Genesis Global Trading, a wholly-owned subsidiary of Barry Silbert’s Digital Currency Group (DCG) and one of the largest over-the-counter (OTC) crypto dealers, says that it has “originated $553 million in digital currency loans” since March 2018.
On its website, New York based Genesis Global Trading (“Genesis”), formerly the Trading Division of SecondMarket, says that it has been “facilitating transactions of illiquid assets for over 10 years, and that since May 2013, it has been “providing two-sided liquidity on a daily basis for buyers and sellers of digital currency.”
On Thursday (18 October 2018), Genesis released its first-ever “Digital Asset Lending Snapshot: 2018 Q3 Insights” report, which talks about the institutional crypto loan activity facilitated by Genesis since it launched its new lending business on 1 March 2018. Genesis says that “through client feedback and the rise of derivative marketplaces,” it has seen “a meaningful increase in the number of market participants wanting to borrow and/or lend digital currencies.”
Here are some of the main highlights from the report:
- “Since launch, we have seen more than half a billion dollars flow through our lending desk across nearly a dozen digital assets and 60+ institutional counterparties around the world. “
- “Today, our loan book stands at $130M in active loans outstanding, which has steadily grown over the year despite the fall in digital asset prices.”
- “Our clients are entirely institutional and include hedge funds, trading firms, and companies that use digital currencies as working capital. Hedge funds generally have thesis-driven views on assets and borrow to short for prolonged periods.” Trading firms, on the other hand, borrow to quickly arbitrage discrepancies in the market and avoid directional risk. Lastly, companies borrow as a means of working capital to scale their businesses, such as remittance payments to customers.”
- “When we launched in March, the loan book was largely split between Bitcoin (BTC) and Ethereum (ETH), with Monero (XMR) third. Over the following months, ETH interest waned as its price fell nearly 80% from March highs, and short interest plummeted. At the same time, we saw increased demand in other alternative currencies, such as XRP, Litecoin (LTC), and Ethereum Classic (ETC). Bitcoin demand remained consistent throughout the year, as it is the most widely used asset for non-speculative reasons, like working capital in remittance and arbitrage trading across exchanges.
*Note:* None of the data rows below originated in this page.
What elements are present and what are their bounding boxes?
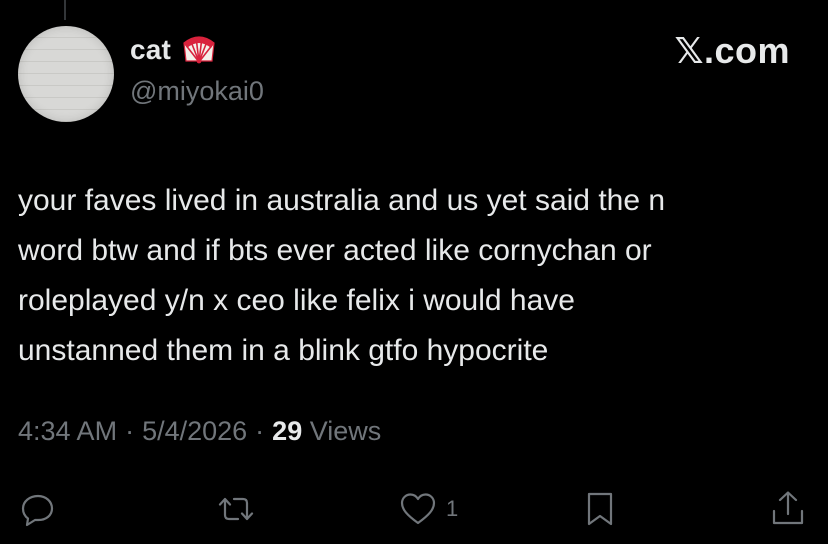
retweet-button[interactable] (216, 486, 256, 532)
tweet-time[interactable]: 4:34 AM (18, 416, 117, 447)
reply-button[interactable] (18, 486, 58, 532)
retweet-icon (218, 497, 254, 521)
like-count: 1 (446, 496, 459, 521)
tweet-text: your faves lived in australia and us yet… (18, 184, 666, 367)
share-icon (772, 491, 804, 525)
folding-fan-icon (183, 36, 215, 64)
brand-label: 𝕏.com (674, 30, 790, 71)
heart-icon (400, 493, 436, 525)
thread-connector-line (64, 0, 66, 20)
tweet-meta: 4:34 AM · 5/4/2026 · 29 Views (18, 416, 381, 447)
meta-separator: · (255, 416, 265, 446)
bookmark-icon (587, 492, 613, 526)
share-button[interactable] (768, 486, 808, 532)
bookmark-button[interactable] (580, 486, 620, 532)
meta-separator: · (125, 416, 135, 446)
tweet-date[interactable]: 5/4/2026 (142, 416, 247, 447)
like-button[interactable]: 1 (398, 486, 458, 532)
views-count: 29 (272, 416, 303, 446)
author-handle[interactable]: @miyokai0 (130, 76, 264, 107)
reply-icon (21, 494, 54, 527)
views-label: Views (309, 416, 382, 446)
action-bar: 1 (0, 482, 828, 538)
display-name[interactable]: cat (130, 34, 171, 66)
avatar[interactable] (18, 26, 114, 122)
author-name-row: cat (130, 32, 217, 68)
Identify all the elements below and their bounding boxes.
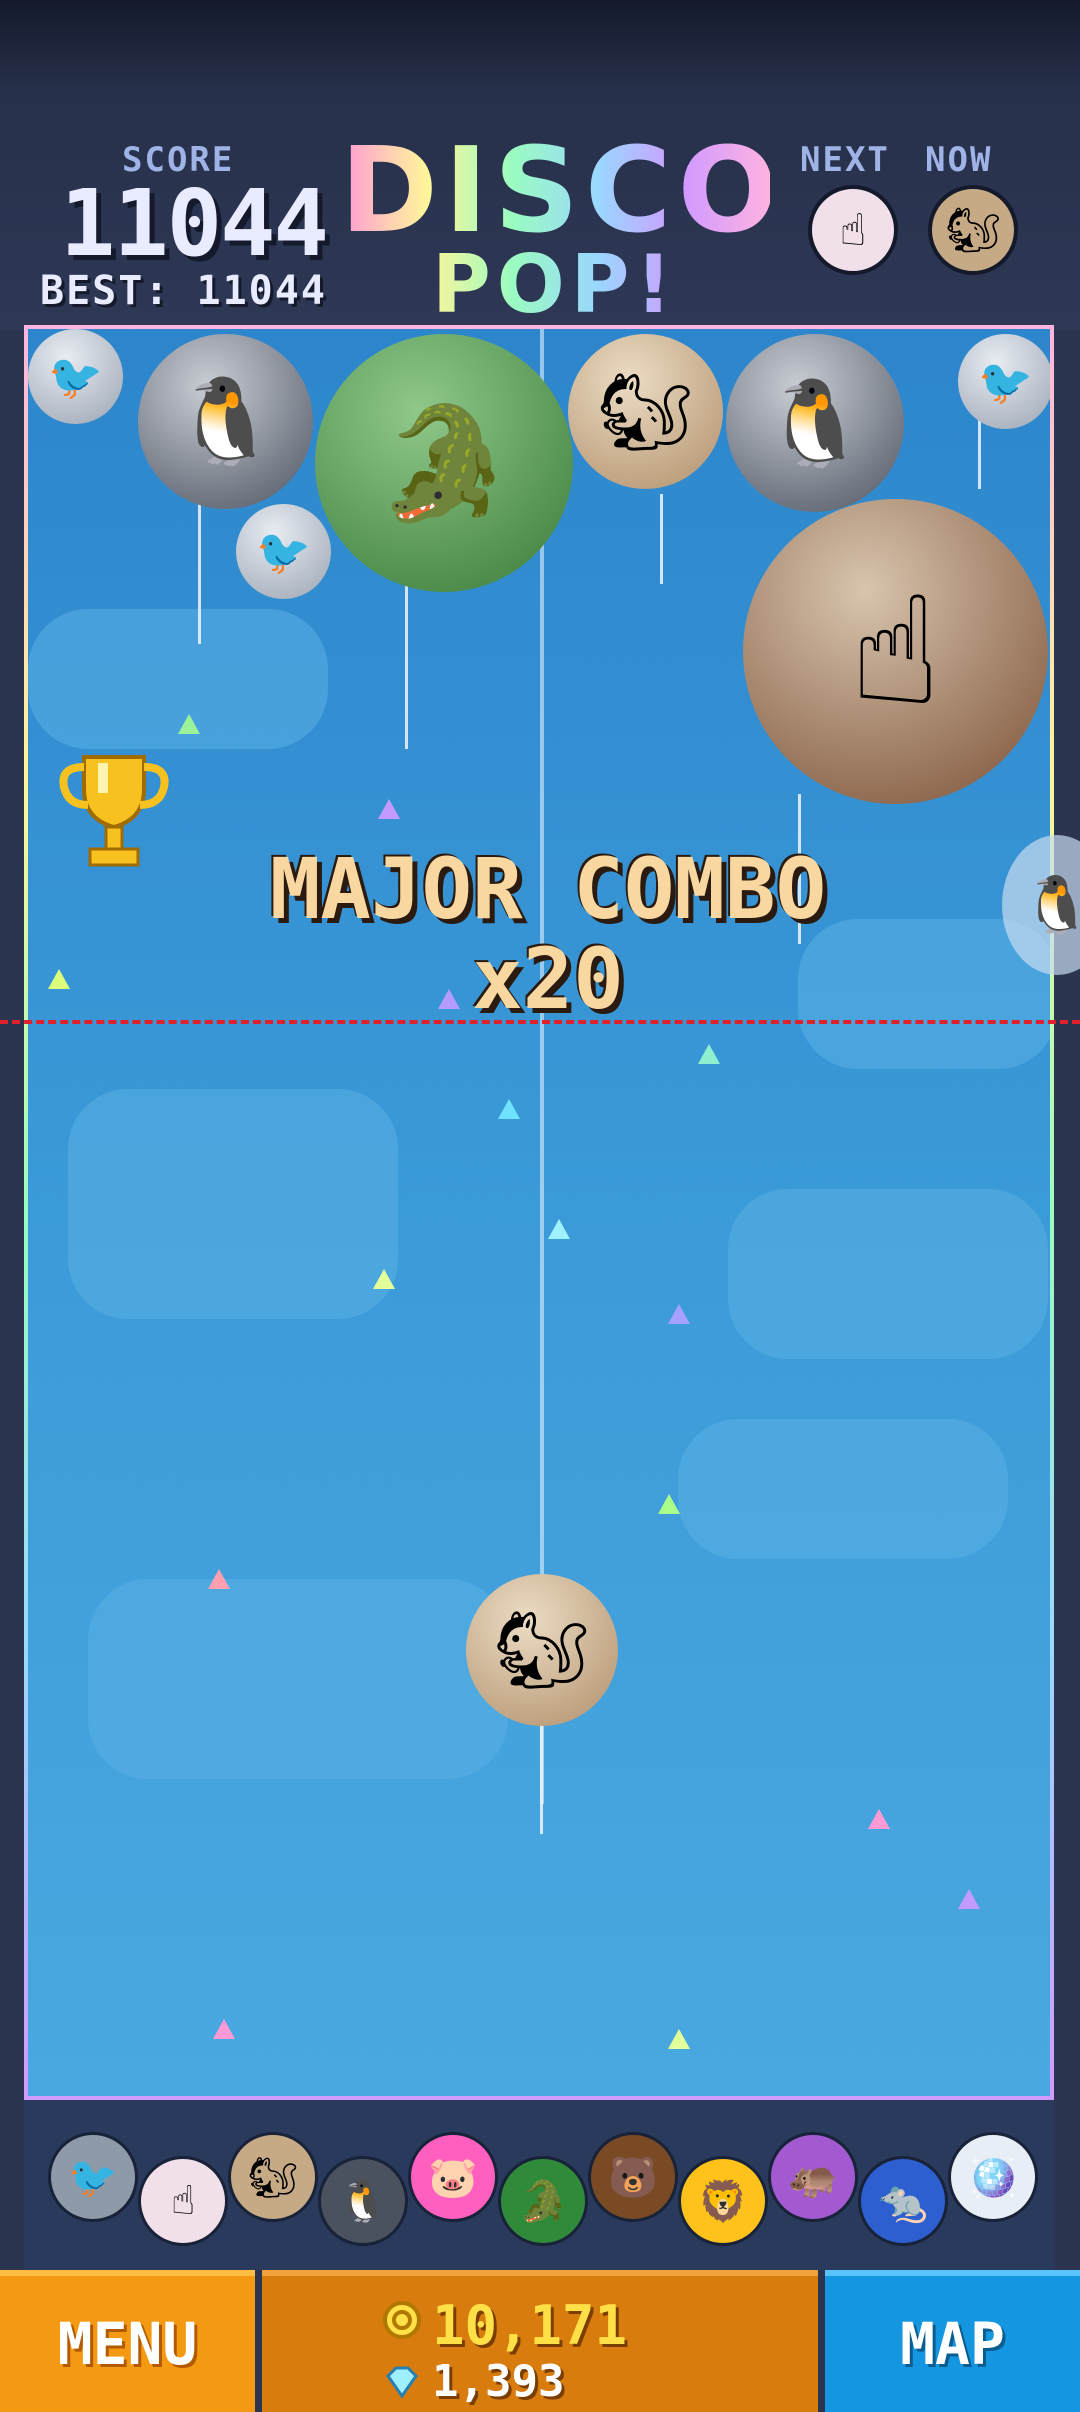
- lion-icon: 🦁: [698, 2178, 748, 2225]
- confetti-piece: [48, 969, 70, 989]
- cloud: [678, 1419, 1008, 1559]
- map-button[interactable]: MAP: [825, 2270, 1080, 2412]
- confetti-piece: [868, 1809, 890, 1829]
- collection-item-disco-ball[interactable]: 🪩: [948, 2132, 1038, 2222]
- top-hud: SCORE 11044 BEST: 11044 DISCO POP! NEXT …: [0, 0, 1080, 330]
- collection-item-penguin[interactable]: 🐧: [318, 2156, 408, 2246]
- balloon: 🐦: [236, 504, 331, 599]
- confetti-piece: [378, 799, 400, 819]
- squirrel-icon: 🐿: [945, 205, 1001, 256]
- confetti-piece: [178, 714, 200, 734]
- confetti-piece: [438, 989, 460, 1009]
- player-balloon[interactable]: 🐿: [466, 1574, 618, 1726]
- confetti-piece: [958, 1889, 980, 1909]
- confetti-piece: [213, 2019, 235, 2039]
- balloon: 🐧: [138, 334, 313, 509]
- coin-balance: 10,171: [383, 2294, 628, 2357]
- confetti-piece: [373, 1269, 395, 1289]
- confetti-piece: [668, 1304, 690, 1324]
- coin-icon: [383, 2301, 421, 2339]
- logo-title-line1: DISCO: [340, 121, 784, 259]
- confetti-piece: [658, 1494, 680, 1514]
- crocodile-icon: 🐊: [518, 2178, 568, 2225]
- balloon-string: [405, 569, 408, 749]
- next-label: NEXT: [800, 140, 890, 180]
- bear-icon: 🐻: [608, 2154, 658, 2201]
- confetti-piece: [548, 1219, 570, 1239]
- gem-balance: 1,393: [386, 2356, 565, 2407]
- cloud: [88, 1579, 508, 1779]
- squirrel-icon: 🐿: [247, 2154, 299, 2201]
- menu-button[interactable]: MENU: [0, 2270, 255, 2412]
- balloon-string: [540, 1724, 543, 1834]
- cloud: [68, 1089, 398, 1319]
- diamond-icon: [386, 2366, 418, 2399]
- confetti-piece: [208, 1569, 230, 1589]
- pigeon-icon: 🐦: [68, 2154, 118, 2201]
- balloon: 🐦: [28, 329, 123, 424]
- play-field[interactable]: 🐦 🐧 🐊 🐿 🐧 🐦 ☝ 🐦 🐿 MAJOR COMBO x20: [24, 325, 1054, 2100]
- penguin-icon: 🐧: [173, 372, 278, 470]
- pigeon-icon: 🐦: [256, 526, 311, 578]
- confetti-piece: [698, 1044, 720, 1064]
- penguin-icon: 🐧: [338, 2178, 388, 2225]
- disco-ball-icon: 🪩: [968, 2154, 1018, 2201]
- cloud: [728, 1189, 1048, 1359]
- balloon-string: [978, 419, 981, 489]
- best-score: BEST: 11044: [40, 268, 327, 314]
- combo-title: MAJOR COMBO: [269, 840, 827, 938]
- pigeon-icon: 🐦: [978, 356, 1033, 408]
- cursor-hand-icon: ☝: [839, 204, 867, 256]
- collection-item-cursor[interactable]: ☝: [138, 2156, 228, 2246]
- squirrel-icon: 🐿: [597, 366, 694, 456]
- cursor-hand-icon: ☝: [850, 564, 941, 739]
- collection-item-crocodile[interactable]: 🐊: [498, 2156, 588, 2246]
- balloon: ☝: [743, 499, 1048, 804]
- balloon: 🐊: [315, 334, 573, 592]
- collection-item-bear[interactable]: 🐻: [588, 2132, 678, 2222]
- penguin-icon: 🐧: [1022, 873, 1080, 938]
- balloon: 🐿: [568, 334, 723, 489]
- collection-item-pig[interactable]: 🐷: [408, 2132, 498, 2222]
- collection-item-lion[interactable]: 🦁: [678, 2156, 768, 2246]
- next-balloon-preview: ☝: [808, 185, 898, 275]
- balloon: 🐦: [958, 334, 1050, 429]
- balloon: 🐧: [726, 334, 904, 512]
- cursor-hand-icon: ☝: [170, 2178, 196, 2224]
- mole-icon: 🐀: [878, 2178, 928, 2225]
- currency-panel[interactable]: 10,171 1,393: [262, 2270, 818, 2412]
- confetti-piece: [668, 2029, 690, 2049]
- pigeon-icon: 🐦: [48, 351, 103, 403]
- balloon-collection-bar: 🐦 ☝ 🐿 🐧 🐷 🐊 🐻 🦁 🦛 🐀 🪩: [24, 2100, 1054, 2270]
- collection-item-squirrel[interactable]: 🐿: [228, 2132, 318, 2222]
- score-value: 11044: [60, 170, 329, 277]
- now-label: NOW: [925, 140, 993, 180]
- collection-item-mole[interactable]: 🐀: [858, 2156, 948, 2246]
- balloon-string: [660, 494, 663, 584]
- danger-line: [0, 1020, 1080, 1024]
- coin-amount: 10,171: [432, 2294, 628, 2357]
- now-balloon-preview: 🐿: [928, 185, 1018, 275]
- squirrel-icon: 🐿: [493, 1605, 591, 1694]
- collection-item-hippo[interactable]: 🦛: [768, 2132, 858, 2222]
- combo-banner: MAJOR COMBO x20: [228, 844, 868, 1024]
- penguin-icon: 🐧: [762, 373, 868, 472]
- pig-icon: 🐷: [428, 2154, 478, 2201]
- confetti-piece: [498, 1099, 520, 1119]
- gem-amount: 1,393: [432, 2356, 565, 2407]
- balloon-string: [198, 504, 201, 644]
- crocodile-icon: 🐊: [375, 398, 513, 527]
- trophy-icon: [59, 755, 169, 867]
- combo-multiplier: x20: [472, 930, 624, 1028]
- collection-item-pigeon[interactable]: 🐦: [48, 2132, 138, 2222]
- bottom-bar: MENU 10,171 1,393 MAP: [0, 2270, 1080, 2412]
- game-logo: DISCO POP!: [340, 135, 770, 325]
- hippo-icon: 🦛: [788, 2154, 838, 2201]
- “Early in the quarter, working capital drove the majority of loans. In September, however, hedge funds became more active on the short-side and added to their speculative long-term positions. Trading firms also saw increased opportunities for arbitrage and market-making as derivative liquidity increased across markets. These firms generally borrow digital assets to trade against derivatives like futures and swaps. We believe this kind of activity will continue to pick up as derivative markets mature.”
Michael Moro, the CEO of Genesis Global Trading, told Bloomberg in an interview that “the majority of what the firm lends is borrowed from other holders”, and that “Genesis pays between 5 percent and 7 percent to borrow cryptocurrencies and then charges about 10 percent or 11 percent to lend.”